Council leader Cammy Day called for pressure to be put on the Scottish Government so the levy can be introduced as soon as possible.
He said Manchester introduced a visitor charge “using its devolved powers” — but councillors were quick to point out this had been set up by businesses and the council there did not have a direct say over how the revenue raised was spent.
The council has voiced its support for a tourist tax to be set up for several years and has previously suggested a charge of £2 per room per night, capped at £14 per visitor.
It is estimated the scheme would bring in between £5m and £35m a year for cash-strapped council services, depending on the final model agreed.
A report to councillors in November said Holyrood’s transient visitor levy bill could take another two years before being fully implemented.
Speaking at a full council meeting held on Thursday May 4 Councillor Day said: “If there’s any opportunity for bringing this forward sooner then we should look at that.
And the council leader accepted Manchester’s system – which is voluntary and sees cash ring-fenced by the businesses involved – was “not the model that Edinburgh will be looking to deliver”.
He said: “My motion asks us to engage with the Government and start pushing for the tourist tax that we’ve lobbied for for many, many years.
“It has to be a progressive tax that’s fit for the future and one that the council clearly has control over.”
Labour’s Katrina Faccenda said it was crucial to see “everyone in the city of Edinburgh benefit” – a point repeated by several other members during the debate.
SNP group leader Adam McVey, said as council leader in the last term his administration began fleshing out the details of the levy.
“This is now beyond principle and the legislative process that’s currently ongoing – and we’ve had certain letters from a government minister to suggest that some flesh on the bones has been put on that policy – we have already moved way beyond that.
“I agree with where Labour are coming from on this; we need to advocate for this policy and we need to advocate strongly, but we also need to advocate it in a way that people understand exactly what we’re asking for so that we can get exactly what the city needs.”

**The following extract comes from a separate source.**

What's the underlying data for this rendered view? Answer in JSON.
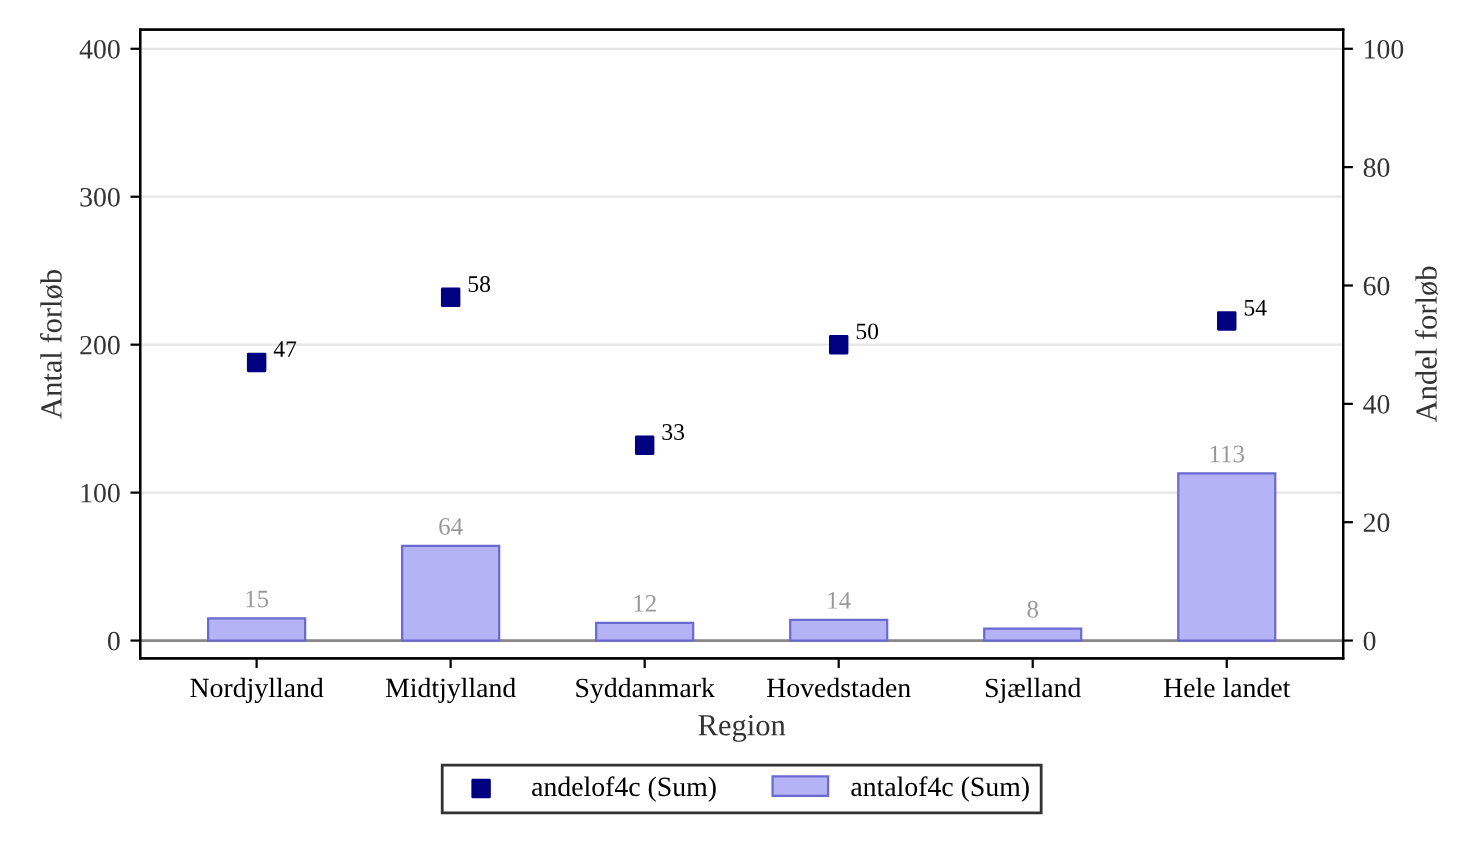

Fellow SNP councillor Kate Campbell accused Councillor Day of trying to ‘take credit’ for the work put in by the ex-council leader.

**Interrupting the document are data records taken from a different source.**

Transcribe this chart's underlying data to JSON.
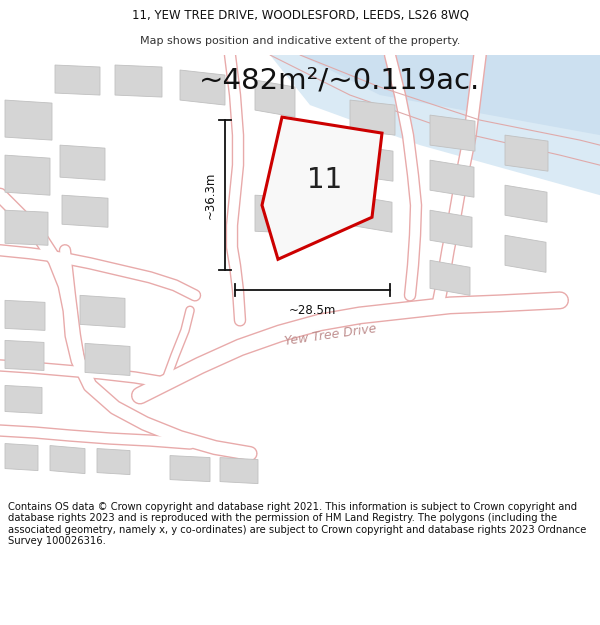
{
  "title_line1": "11, YEW TREE DRIVE, WOODLESFORD, LEEDS, LS26 8WQ",
  "title_line2": "Map shows position and indicative extent of the property.",
  "area_label": "~482m²/~0.119ac.",
  "plot_number": "11",
  "dim_vertical": "~36.3m",
  "dim_horizontal": "~28.5m",
  "street_label": "Yew Tree Drive",
  "footer_text": "Contains OS data © Crown copyright and database right 2021. This information is subject to Crown copyright and database rights 2023 and is reproduced with the permission of HM Land Registry. The polygons (including the associated geometry, namely x, y co-ordinates) are subject to Crown copyright and database rights 2023 Ordnance Survey 100026316.",
  "bg_color": "#ffffff",
  "map_bg": "#fafafa",
  "road_line_color": "#e8aaaa",
  "plot_color": "#cc0000",
  "plot_fill": "#f5f5f5",
  "building_fill": "#d8d8d8",
  "building_edge": "#cccccc",
  "water_color": "#c8dff0",
  "text_color": "#111111",
  "footer_fontsize": 7.2,
  "title_fontsize": 8.5,
  "subtitle_fontsize": 8.0,
  "area_fontsize": 21,
  "plot_label_fontsize": 20,
  "dim_fontsize": 8.5,
  "street_fontsize": 9.0
}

“He needs to take credit for it responsibly,” she said, adding that by trying to “score political points” he had “cast a cloud, a bit of doubt around this policy”.
Cllr Campbell said: “The policy that he’s comparing it to in order to try and score some points over the Scottish Government is nowhere near the kind of policy that we need for Edinburgh.”

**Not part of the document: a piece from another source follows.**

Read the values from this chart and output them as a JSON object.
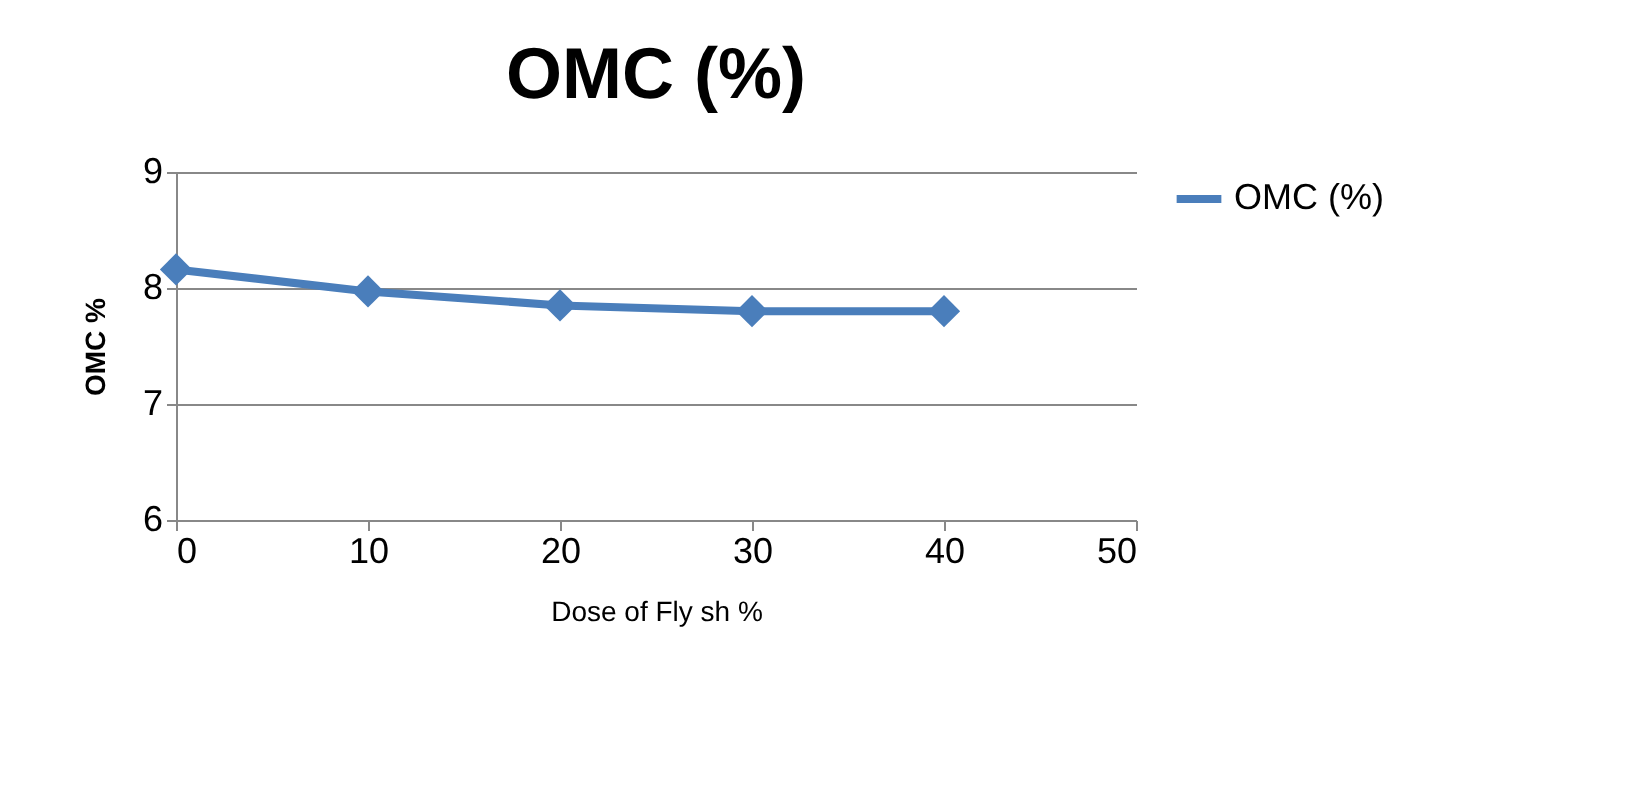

A tourist tax is supported by all parties in the City Chambers except the Conservatives – although Tory group leader Iain Whyte said he would favour the model introduced in Manchester.
“I’d probably like to see it being revenue varying in the long term rather than just revenue raising,” he said.
Cllr Whyte said the council has “never been clear about what it would spend the money on”.
He added: “I do wonder whether we need to be a bit more honest with the public about this.
“What we have to have, if the council leader is going to support this, is some clarity within the council on how we’d run it and how the money would be spent.”